Entering edit mode
7 months ago
Ankit
▴
500
Hi everyone,
I am trying to use Diffbind for ATAC-Seq differential data analysis. Upon comparison with DESEq2 the differential peaks are quite different. Here is my code.
# ------- Diffbind -------
ss <- read.csv("/mnt/beegfs6/samplesheet.csv")
obj <- dba(sampleSheet=ss, scoreCol=5, minOverlap=1)
obj <- dba.count(obj, minOverlap=1, score=DBA_SCORE_READS, summits=FALSE, mapQCth=0)# mapQC kept 0 to match results with featurecounts default
obj <- dba.normalize(obj, method=DBA_DESEQ2, normalize = DBA_NORM_NATIVE,library = DBA_LIBSIZE_PEAKREADS) # DBA_LIBSIZE_PEAKREADS for matching results the way DESEQ2 calculate size factor using library size withing the interval
obj <- dba.contrast(obj, minMembers = 2,categories=DBA_CONDITION) # create contrast using conditions present, atleast 2 replicates should be there for each condition
obj <- dba.analyze(obj) # run in default state
# extract Differential regions , FDR < 0.05 and fold change > |2|
df_diffbind_test_all <- data.frame(dba.report(obj, method=DBA_DESEQ2, contrast = 1, th=1)) # contrast = 1, is comparison of DE vs hESC
df_diffbind_test_all0.05 <- df_diffbind_test_all %>% dplyr::filter(FDR < 0.05)

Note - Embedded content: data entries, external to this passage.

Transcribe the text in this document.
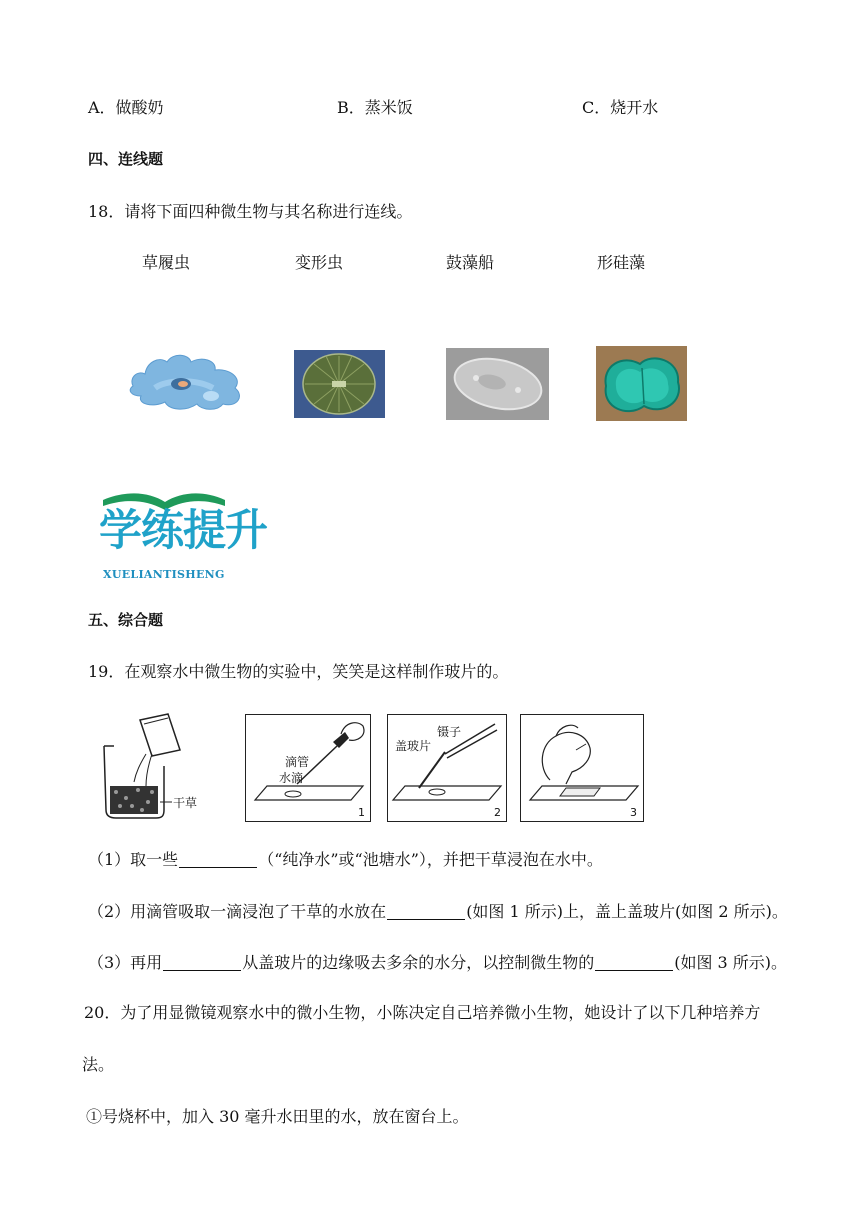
A．做酸奶	B．蒸米饭	C．烧开水
四、连线题
18．请将下面四种微生物与其名称进行连线。
草履虫	变形虫	鼓藻船	形硅藻
学练提升
XUELIANTISHENG
五、综合题
19．在观察水中微生物的实验中，笑笑是这样制作玻片的。
干草
滴管
水滴
1
盖玻片
镊子
2	3
（1）取一些	（“纯净水”或“池塘水”），并把干草浸泡在水中。
（2）用滴管吸取一滴浸泡了干草的水放在	(如图 1 所示)上，盖上盖玻片(如图 2 所示)。
（3）再用	从盖玻片的边缘吸去多余的水分，以控制微生物的	(如图 3 所示)。
20．为了用显微镜观察水中的微小生物，小陈决定自己培养微小生物，她设计了以下几种培养方
法。
①号烧杯中，加入 30 毫升水田里的水，放在窗台上。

df_diffbind_test_de <- df_diffbind_test_all0.05 %>% dplyr::filter((Fold > 2 | Fold < -2))
# -------DESEq2 -----------
# Get count matrix from Diffbind rather than featurecounts in order to reproduce results
d_counts <- dba.peakset(obj, bRetrieve=TRUE, DataType=DBA_DATA_FRAME)
rownames(d_counts) <- paste0(d_counts$CHR, "%", d_counts$START, "%", d_counts$END)

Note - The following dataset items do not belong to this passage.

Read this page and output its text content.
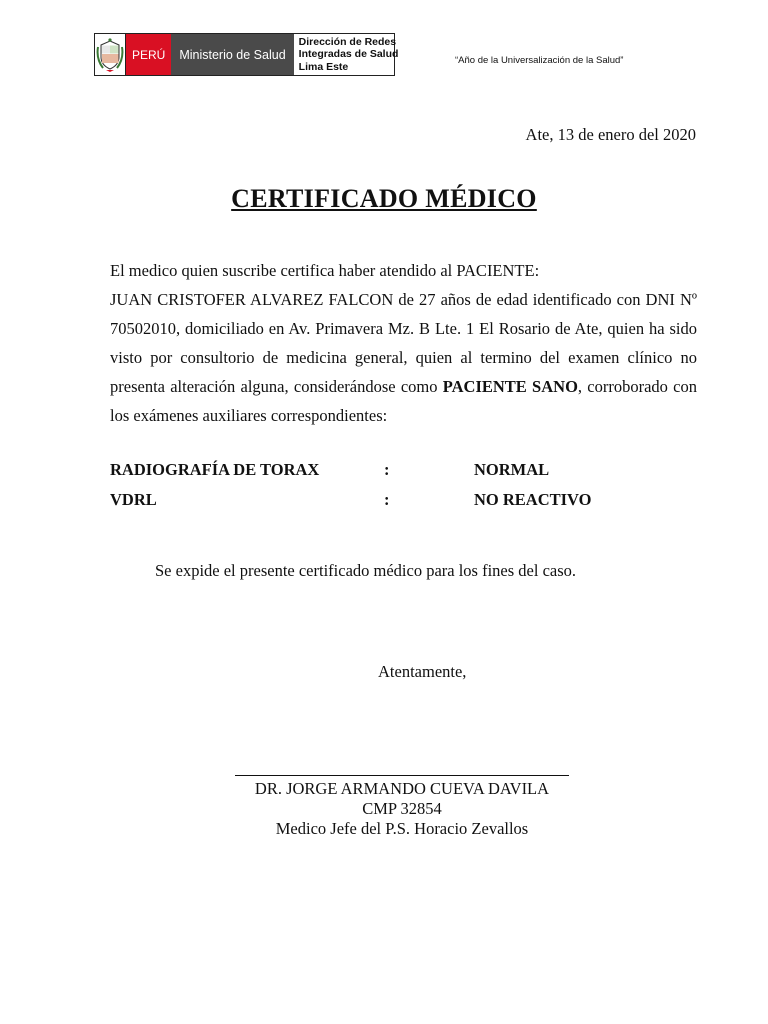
PERÚ	Ministerio de Salud
Dirección de Redes
Integradas de Salud
Lima Este
“Año de la Universalización de la Salud”
Ate, 13 de enero del 2020
CERTIFICADO MÉDICO

El medico quien suscribe certifica haber atendido al PACIENTE:

JUAN CRISTOFER ALVAREZ FALCON de 27 años de edad identificado con DNI Nº 70502010, domiciliado en Av. Primavera Mz. B Lte. 1 El Rosario de Ate, quien ha sido visto por consultorio de medicina general, quien al termino del examen clínico no presenta alteración alguna, considerándose como PACIENTE SANO, corroborado con los exámenes auxiliares correspondientes:

RADIOGRAFÍA DE TORAX	:	NORMAL
VDRL	:	NO REACTIVO
Se expide el presente certificado médico para los fines del caso.
Atentamente,
DR. JORGE ARMANDO CUEVA DAVILA
CMP 32854
Medico Jefe del P.S. Horacio Zevallos
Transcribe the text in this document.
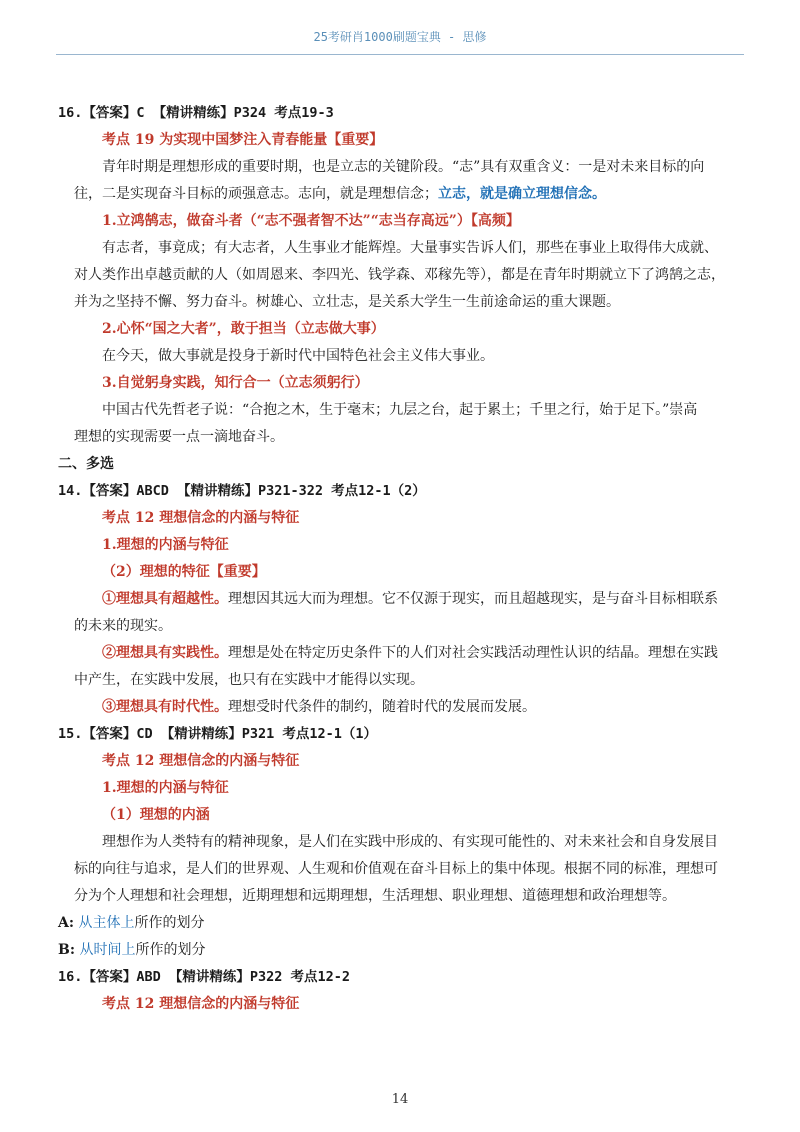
25考研肖1000刷题宝典 - 思修

16.【答案】C 【精讲精练】P324 考点19-3

考点 19 为实现中国梦注入青春能量【重要】

青年时期是理想形成的重要时期，也是立志的关键阶段。“志”具有双重含义：一是对未来目标的向

往，二是实现奋斗目标的顽强意志。志向，就是理想信念；立志，就是确立理想信念。

1.立鸿鹄志，做奋斗者（“志不强者智不达”“志当存高远”）【高频】

有志者，事竟成；有大志者，人生事业才能辉煌。大量事实告诉人们，那些在事业上取得伟大成就、

对人类作出卓越贡献的人（如周恩来、李四光、钱学森、邓稼先等），都是在青年时期就立下了鸿鹄之志，

并为之坚持不懈、努力奋斗。树雄心、立壮志，是关系大学生一生前途命运的重大课题。

2.心怀“国之大者”，敢于担当（立志做大事）

在今天，做大事就是投身于新时代中国特色社会主义伟大事业。

3.自觉躬身实践，知行合一（立志须躬行）

中国古代先哲老子说：“合抱之木，生于毫末；九层之台，起于累土；千里之行，始于足下。”崇高

理想的实现需要一点一滴地奋斗。

二、多选

14.【答案】ABCD 【精讲精练】P321-322 考点12-1（2）

考点 12 理想信念的内涵与特征

1.理想的内涵与特征

（2）理想的特征【重要】

①理想具有超越性。理想因其远大而为理想。它不仅源于现实，而且超越现实，是与奋斗目标相联系

的未来的现实。

②理想具有实践性。理想是处在特定历史条件下的人们对社会实践活动理性认识的结晶。理想在实践

中产生，在实践中发展，也只有在实践中才能得以实现。

③理想具有时代性。理想受时代条件的制约，随着时代的发展而发展。

15.【答案】CD 【精讲精练】P321 考点12-1（1）

考点 12 理想信念的内涵与特征

1.理想的内涵与特征

（1）理想的内涵

理想作为人类特有的精神现象，是人们在实践中形成的、有实现可能性的、对未来社会和自身发展目

标的向往与追求，是人们的世界观、人生观和价值观在奋斗目标上的集中体现。根据不同的标准，理想可

分为个人理想和社会理想，近期理想和远期理想，生活理想、职业理想、道德理想和政治理想等。

A: 从主体上所作的划分

B: 从时间上所作的划分

16.【答案】ABD 【精讲精练】P322 考点12-2

考点 12 理想信念的内涵与特征

14
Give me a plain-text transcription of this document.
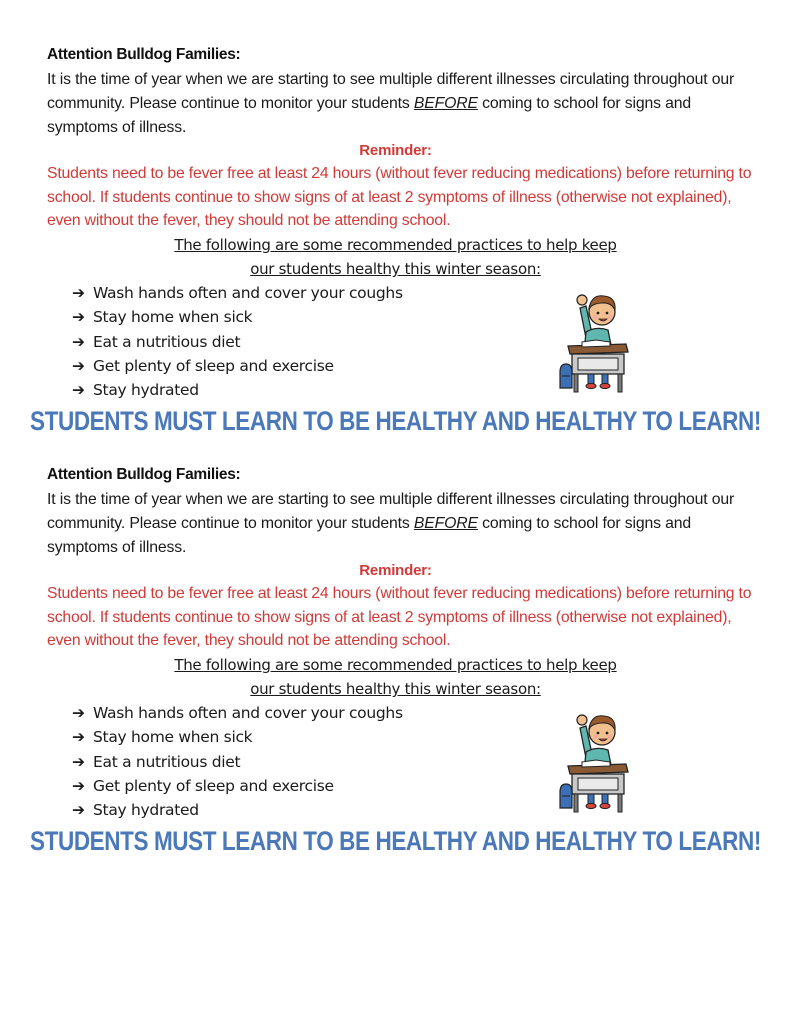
Attention Bulldog Families:

It is the time of year when we are starting to see multiple different illnesses circulating throughout our community. Please continue to monitor your students BEFORE coming to school for signs and symptoms of illness.

Reminder:

Students need to be fever free at least 24 hours (without fever reducing medications) before returning to school. If students continue to show signs of at least 2 symptoms of illness (otherwise not explained), even without the fever, they should not be attending school.

The following are some recommended practices to help keep
our students healthy this winter season:
➔ Wash hands often and cover your coughs
➔ Stay home when sick
➔ Eat a nutritious diet
➔ Get plenty of sleep and exercise
➔ Stay hydrated
STUDENTS MUST LEARN TO BE HEALTHY AND HEALTHY TO LEARN!
Attention Bulldog Families:

It is the time of year when we are starting to see multiple different illnesses circulating throughout our community. Please continue to monitor your students BEFORE coming to school for signs and symptoms of illness.

Reminder:

Students need to be fever free at least 24 hours (without fever reducing medications) before returning to school. If students continue to show signs of at least 2 symptoms of illness (otherwise not explained), even without the fever, they should not be attending school.

The following are some recommended practices to help keep
our students healthy this winter season:
➔ Wash hands often and cover your coughs
➔ Stay home when sick
➔ Eat a nutritious diet
➔ Get plenty of sleep and exercise
➔ Stay hydrated
STUDENTS MUST LEARN TO BE HEALTHY AND HEALTHY TO LEARN!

d_counts <- d_counts[,-c(1:3)]
coldata <- data.frame(fread("coldata.txt", header = T))
rownames(coldata) <- coldata$SampleID
coldata$condition <- factor(coldata$Condition)
coldata$replicate <- factor(coldata$Replicate)
coldata <- coldata[,c(1,2,5,6)]
all(rownames(coldata) == colnames(d_counts)) #should print TRUE
d_dds <- DESeq2::DESeqDataSetFromMatrix(countData = as.matrix(d_counts), colData = coldata, design = ~ condition)
# extract results
res <- DESeq2::results(d_dds, contrast=c("condition", "DE", "hESC"))
# shrinkage for logfoldchange
res_d <- lfcShrink(d_dds, contrast=c("condition", "DE", "hESC"), res=res, type="normal") # shrinkage as diffbind does for logfoldchange
res_d$threshold <- as.logical(res_d$padj < 0.05)
res_d_fdr <- data.frame(res_d[which(res_d$threshold == TRUE),])
# logfc filter 2
res_d_de <- res_d_fdr %>% dplyr::filter((log2FoldChange > 2) | (log2FoldChange < -2))
# Comparison and the results are not same
deseq2 = 37862
diffbind = 29578
Please help. What I am not doing right?